Let $f\colon M\to M$ be a $C^k$-smooth map, with $k\geq 2$. Suppose that there exists a Riemannian metric on $M$ with respect to which $f$ is expanding. That is, there exists a $\chi>1$ such that $\|Df(v)\|\geq \chi\|v\|$ for all tangent vectors $v$ on $M$. Then $f$ has a unique absolutely continuous invariant measure $\mu$, and this measure is strictly positive. Moreover, $\mu$ is at least $C^{k-1}$-smooth. In particular, if $f$ is $C^\infty$, the measure $\mu$ is a smooth volume form.

I believe the theorem remains true when $k = 1$ as well, except that $\mu$ may no longer be strictly positive. I could be wrong about that though. The expanding condition definitely implies your topological condition, so in that way this is a weaker statement than what you are hoping for. Then again, I don't think the statement you are hoping for is actually true. For a reference to the above theorem, see the article The measures invariant under an expanding map by Richard Sacksteder.

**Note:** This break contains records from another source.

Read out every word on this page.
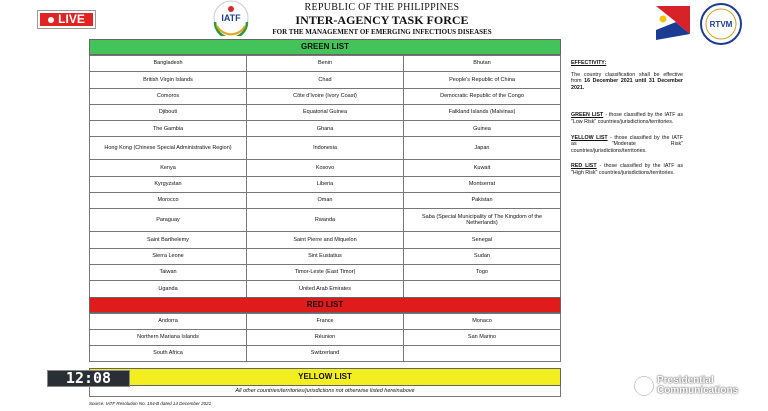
LIVE	IATF
REPUBLIC OF THE PHILIPPINES
INTER-AGENCY TASK FORCE
FOR THE MANAGEMENT OF EMERGING INFECTIOUS DISEASES
RTVM
GREEN LIST
Bangladesh	Benin	Bhutan
British Virgin Islands	Chad	People's Republic of China
Comoros	Côte d'Ivoire (Ivory Coast)	Democratic Republic of the Congo
Djibouti	Equatorial Guinea	Falkland Islands (Malvinas)
The Gambia	Ghana	Guinea
Hong Kong (Chinese Special Administrative Region)	Indonesia	Japan
Kenya	Kosovo	Kuwait
Kyrgyzstan	Liberia	Montserrat
Morocco	Oman	Pakistan
Paraguay	Rwanda	Saba (Special Municipality of The Kingdom of the Netherlands)
Saint Barthelemy	Saint Pierre and Miquelon	Senegal
Sierra Leone	Sint Eustatius	Sudan
Taiwan	Timor-Leste (East Timor)	Togo
Uganda	United Arab Emirates	
RED LIST
Andorra	France	Monaco
Northern Mariana Islands	Réunion	San Marino
South Africa	Switzerland	
YELLOW LIST
All other countries/territories/jurisdictions not otherwise listed hereinabove
Source: IATF Resolution No. 154-B dated 14 December 2021
EFFECTIVITY:
The country classification shall be effective from 16 December 2021 until 31 December 2021.
GREEN LIST - those classified by the IATF as "Low Risk" countries/jurisdictions/territories.
YELLOW LIST - those classified by the IATF as "Moderate Risk" countries/jurisdictions/territories.
RED LIST - those classified by the IATF as "High Risk" countries/jurisdictions/territories.
12:08	Presidential
Communications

A word about your idea for finding an invariant volume form: it can be pushed a little further. Suppose $\omega$ is the volume form you start with, normalized to give you a probability measure $\mu$. Let $\mu_n$ be the measure $$\mu_n = \frac{1}{n}\sum_{k=0}^{n-1} f^{k}_*\mu.$$ This is a probability measure for each $n\geq 1$, but, as you say, there is no guarantee that the $\mu_n$ converge to anything, much less a volume form. However, because the weak topology on the space of Radon probability measures on $M$ is compact, there is some subsequence $\mu_{n_k}$ that converges weakly to a probability measure $\nu$. This $\nu$ is easily seen to be invariant. Of course, it will usually not be a volume form.

One final comment as far as conditions on the existence of an invariant volume form go: one thing that must be true is that almost every point $x\in M$ must be recurrent. This is a consequence of the Poincaré recurrence theorem.

Edit: I missed that you are looking at a diffeomorphism. There are no expanding diffeomorphisms of compact manifolds, so the above theorem would not apply.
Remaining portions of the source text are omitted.